Thanks so much for sharing your heart so beautifully Joy! I love your transparency and your desire to come alongside other PW's to share your bumps and bruises...we all get them, don't we?

Joy Dombrow April 4, 2011 at 11:38 AM  

Bumps and bruises indeed Melissa. However the joy of getting to serve the Lord and make His name great makes it all worth it! Love to you!

Rebecca April 5, 2011 at 3:37 PM  

Love-love-love this post! Especially your point about giving people permission not to like you. Great stuff.

One difficulty that those of us in smaller, traditional churches have though is that as people decline, so does the ability of a church to pay the pastor. That is tough. I guess ultimately it comes down to trusting God to be our provider.

I really like your sentiments on not being possessive. After all, we shouldn't be in competition with each other in the church. Rather, if some other pastor or church can help somebody get closer to Jesus than I can, I should support that and thank God for it. It takes a big gulp sometimes though. We like to believe we are the be-all and end-all.

Joy Dombrow April 6, 2011 at 12:39 AM  

Rebecca, it is true that it is difficult to be so open handed in ministry. It just goes against the fears of our flesh, as well as our pride.
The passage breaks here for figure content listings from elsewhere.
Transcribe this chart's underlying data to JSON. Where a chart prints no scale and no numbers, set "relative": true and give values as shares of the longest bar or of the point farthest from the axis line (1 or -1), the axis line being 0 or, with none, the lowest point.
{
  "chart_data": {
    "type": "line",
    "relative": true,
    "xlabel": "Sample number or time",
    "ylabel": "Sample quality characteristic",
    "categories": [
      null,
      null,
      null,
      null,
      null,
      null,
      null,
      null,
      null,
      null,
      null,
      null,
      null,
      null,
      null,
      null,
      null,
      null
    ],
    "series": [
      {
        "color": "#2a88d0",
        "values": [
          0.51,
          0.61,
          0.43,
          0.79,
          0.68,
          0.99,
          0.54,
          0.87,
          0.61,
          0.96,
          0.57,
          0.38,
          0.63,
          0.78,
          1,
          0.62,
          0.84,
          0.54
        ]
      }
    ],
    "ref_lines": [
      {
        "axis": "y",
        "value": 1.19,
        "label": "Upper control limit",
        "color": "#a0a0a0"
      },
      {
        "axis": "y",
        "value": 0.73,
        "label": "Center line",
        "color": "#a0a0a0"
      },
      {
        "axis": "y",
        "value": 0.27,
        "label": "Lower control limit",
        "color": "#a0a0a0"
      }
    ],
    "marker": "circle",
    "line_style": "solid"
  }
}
Thankfully, as we focus on Christ, we can trust Him with our reputation and our ministry. Be encouraged, friend! Humble thanks for reading.

Melissa April 6, 2011 at 10:14 AM  

I can't even comment well because I have so many thoughts running through my mind right now.

As church planters, we launched this past Sunday. So many of your words spoke to my heart; thank you for sharing.

I am completely new to the role of being a PW and although I am neither young, nor a young Christian - I am finding myself learning so much about this new world. :)

I particularly soaked in the advice of allowing others the ability to not like me (and yes, it is not an enjoyable thought) and giving them that freedom from pressure. I do understand (thanks to my occupation in HR) that everyone will not like me and although I would love everyone to like me - it's okay.

Again, thank you for sharing you story and your wisdom!

Twitter: TubsWife

Joy Dombrow April 6, 2011 at 8:02 PM  


Although we have never planted a church, I can imagine the faith and tireless sacrifice that you guys must have to begin a new work in your town. Thank you for boldly moving to advance the gospel, even when you have never walked this way before. May God bless you, may your church grow in grace and in truth, and may you find delight in serving HIm there. Just be yourself and He will use you to love on the people He brings your way.

Bless you, bless you.

Tracy April 10, 2011 at 11:03 AM  

Wow, I love this post! Straight to my heart...that's for sure! God has been teaching me alot about "prying my hands open" before HIM! He is in control! Thanks for sharing this! (i think we are neighbors, we are in OR too :)

Joy Dombrow April 16, 2011 at 12:15 AM  

Tracy, it is a lesson that we all are learning, and just when you think you have it down, God places a new test in your path! Nice to "meet" you my Oregonian sister!